Reputation: 2735
This might be a stupid question, but I can't seem to find any doc clarifying this in pure English (ok, exaggerated), and after reading the official doc and some blogs, I'm still confused about how driver and executors work.
Here is my current understanding:
1) Driver defines the transformation/computation.
2) Once we call SparkContext.start()
, the driver will send the defined transformation/computation to all the executors, such that each executor knows how to process the incoming RDD stream data.
OK, here is some confusing questions I have:
1) Does the driver send the defined transformation/computation to all executors only ONCE AND FOR ALL?
If this is the case, we wouldn't have any chance to redefine/change the computation, right?
For example, I do a word-count job similar to this one, however my job is a little complicated, I want to count only words starting with letter J
for the first 60s, and then only words starting with letter K
for the next 60s, and then only words starting with ......, that goes on.
So how am I supposed to implement this streaming job in the driver?
2) Or does the driver restart/reschedule all the executors after each batch of data is done?
FOLLOWUP
To solve the 1) question, I think I could make use of some external storage media, like redis
, I mean I could implement a processing function count_fn
in the driver, and each time when this count_fn
is called, it will read from redis to get the starting letter, and then count in the RDD stream, is this a right way to go?
Upvotes: 2
Views: 89
Reputation: 149518
Does the driver send the defined transformation/computation to all executors only ONCE AND FOR ALL?
No, each Task is serialized and sent to all the workers per batch iteration.

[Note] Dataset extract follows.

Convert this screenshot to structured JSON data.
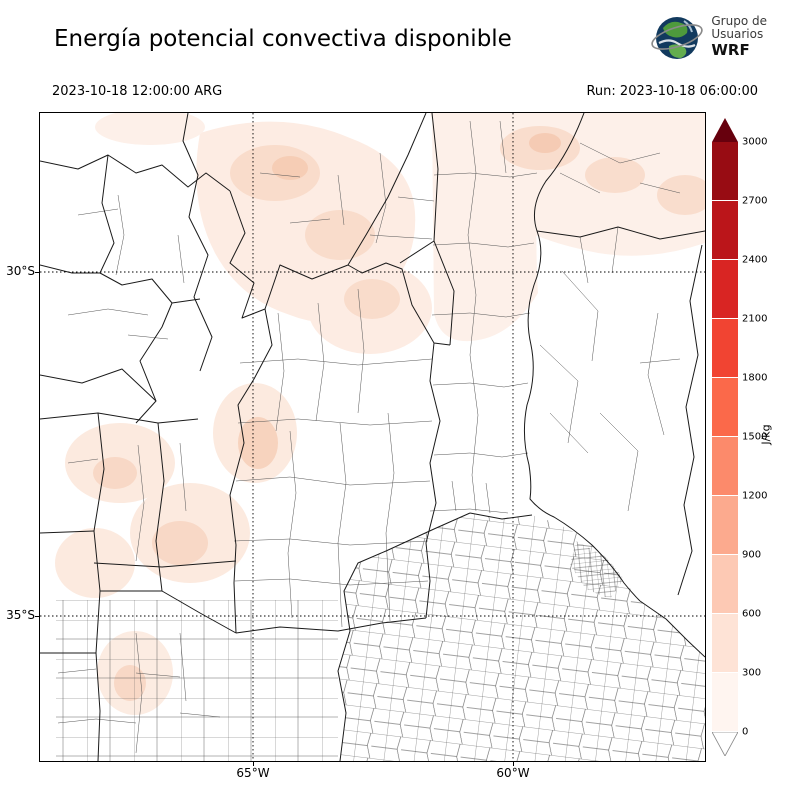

Think what happens when you have an instance of a class that is used inside a transformation, Spark has to able to ship that same instance with all it's state to each of the executors to operate on.
If this is the case, we wouldn't have any chance to redefine/change the computation, right?

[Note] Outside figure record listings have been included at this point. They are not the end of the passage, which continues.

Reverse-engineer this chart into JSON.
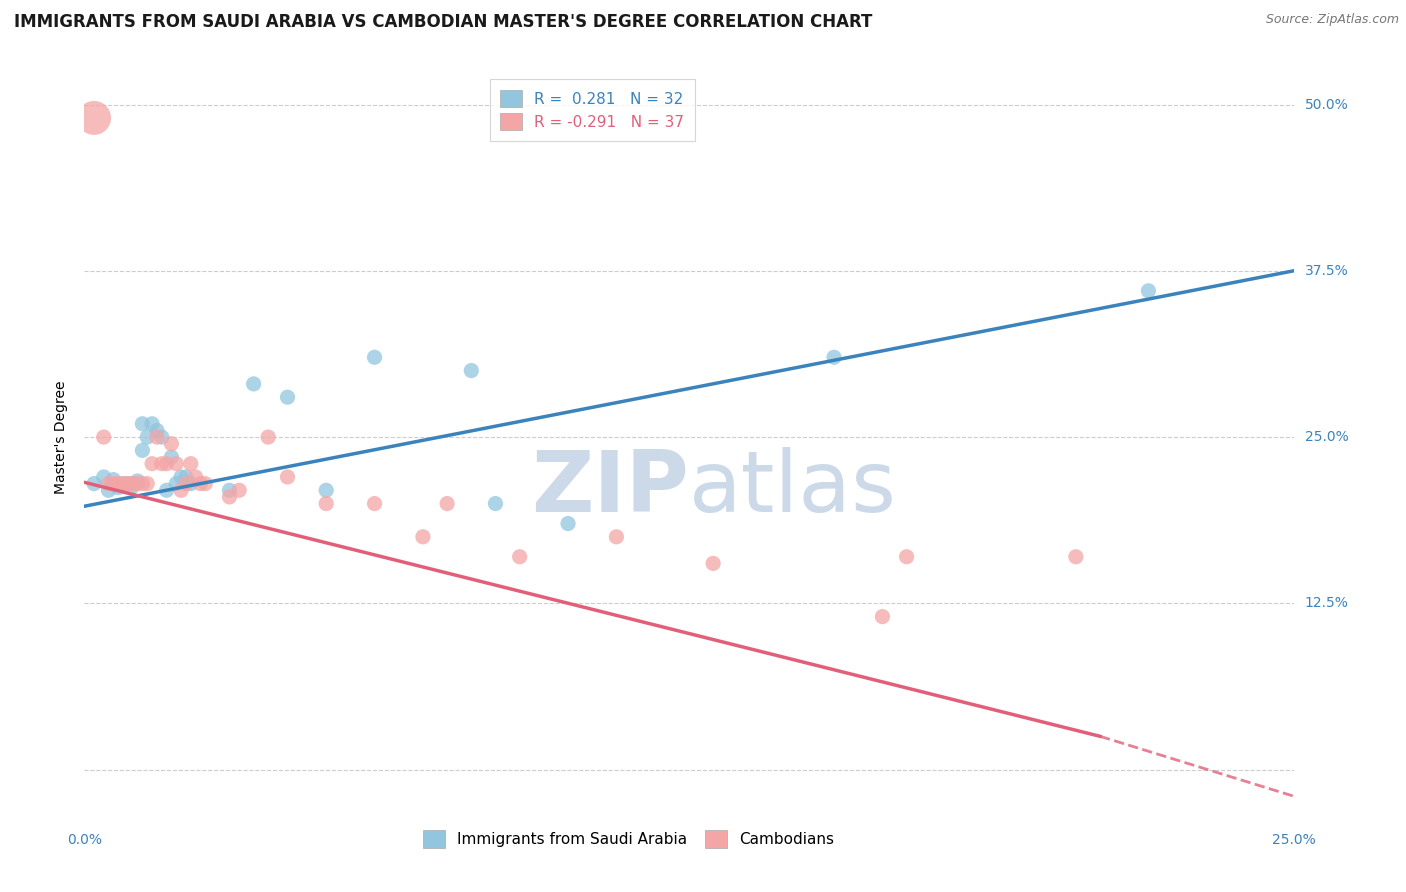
{
  "title": "IMMIGRANTS FROM SAUDI ARABIA VS CAMBODIAN MASTER'S DEGREE CORRELATION CHART",
  "source": "Source: ZipAtlas.com",
  "ylabel": "Master's Degree",
  "y_ticks": [
    0.0,
    0.125,
    0.25,
    0.375,
    0.5
  ],
  "y_tick_labels": [
    "",
    "12.5%",
    "25.0%",
    "37.5%",
    "50.0%"
  ],
  "xlim": [
    0.0,
    0.25
  ],
  "ylim": [
    -0.025,
    0.525
  ],
  "blue_R": "0.281",
  "blue_N": "32",
  "pink_R": "-0.291",
  "pink_N": "37",
  "blue_color": "#92c5de",
  "pink_color": "#f4a5a5",
  "blue_line_color": "#3b83bd",
  "pink_line_color": "#e0607a",
  "watermark_color": "#ccd9e8",
  "blue_line_x0": 0.0,
  "blue_line_y0": 0.198,
  "blue_line_x1": 0.25,
  "blue_line_y1": 0.375,
  "pink_line_x0": 0.0,
  "pink_line_y0": 0.216,
  "pink_line_x1_solid": 0.21,
  "pink_line_y1_solid": 0.025,
  "pink_line_x1_dash": 0.25,
  "pink_line_y1_dash": -0.02,
  "blue_points_x": [
    0.002,
    0.004,
    0.005,
    0.006,
    0.007,
    0.008,
    0.009,
    0.01,
    0.01,
    0.011,
    0.012,
    0.012,
    0.013,
    0.014,
    0.015,
    0.016,
    0.017,
    0.018,
    0.019,
    0.02,
    0.021,
    0.022,
    0.03,
    0.035,
    0.042,
    0.05,
    0.06,
    0.08,
    0.085,
    0.1,
    0.155,
    0.22
  ],
  "blue_points_y": [
    0.215,
    0.22,
    0.21,
    0.218,
    0.212,
    0.215,
    0.215,
    0.215,
    0.213,
    0.217,
    0.26,
    0.24,
    0.25,
    0.26,
    0.255,
    0.25,
    0.21,
    0.235,
    0.215,
    0.22,
    0.22,
    0.215,
    0.21,
    0.29,
    0.28,
    0.21,
    0.31,
    0.3,
    0.2,
    0.185,
    0.31,
    0.36
  ],
  "pink_points_x": [
    0.002,
    0.004,
    0.005,
    0.006,
    0.007,
    0.008,
    0.009,
    0.01,
    0.011,
    0.012,
    0.013,
    0.014,
    0.015,
    0.016,
    0.017,
    0.018,
    0.019,
    0.02,
    0.021,
    0.022,
    0.023,
    0.024,
    0.025,
    0.03,
    0.032,
    0.038,
    0.042,
    0.05,
    0.06,
    0.07,
    0.075,
    0.09,
    0.11,
    0.13,
    0.165,
    0.17,
    0.205
  ],
  "pink_points_y": [
    0.49,
    0.25,
    0.215,
    0.215,
    0.215,
    0.215,
    0.215,
    0.215,
    0.215,
    0.215,
    0.215,
    0.23,
    0.25,
    0.23,
    0.23,
    0.245,
    0.23,
    0.21,
    0.215,
    0.23,
    0.22,
    0.215,
    0.215,
    0.205,
    0.21,
    0.25,
    0.22,
    0.2,
    0.2,
    0.175,
    0.2,
    0.16,
    0.175,
    0.155,
    0.115,
    0.16,
    0.16
  ],
  "blue_scatter_sizes": [
    120,
    120,
    120,
    120,
    120,
    120,
    120,
    120,
    120,
    120,
    120,
    120,
    120,
    120,
    120,
    120,
    120,
    120,
    120,
    120,
    120,
    120,
    120,
    120,
    120,
    120,
    120,
    120,
    120,
    120,
    120,
    120
  ],
  "pink_scatter_sizes": [
    600,
    120,
    120,
    120,
    120,
    120,
    120,
    120,
    120,
    120,
    120,
    120,
    120,
    120,
    120,
    120,
    120,
    120,
    120,
    120,
    120,
    120,
    120,
    120,
    120,
    120,
    120,
    120,
    120,
    120,
    120,
    120,
    120,
    120,
    120,
    120,
    120
  ],
  "background_color": "#ffffff",
  "grid_color": "#cccccc",
  "title_fontsize": 12,
  "axis_label_fontsize": 10,
  "tick_fontsize": 10,
  "legend_fontsize": 11
}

The logic inside the definition of the transformation is constant, but that doesn't mean you can't query a third party which stores information which effects the data inside your transformation.
For example, assume you had some external source which indicates which letters you should filter by. Then you can either call transform
on the DStream to fetch data from the driver regarding which letter to filter by.
Or does the driver restart/reschedule all the executors after each batch of data is done?
It doesn't restart, it simply starts a new job per batch interval. If you defined your StreamingContext
batch duration to be 60 seconds, every 60 seconds a new job (micro batch) will start processing data.
As per your follow up, yes that is the way I'd do it.
Upvotes: 2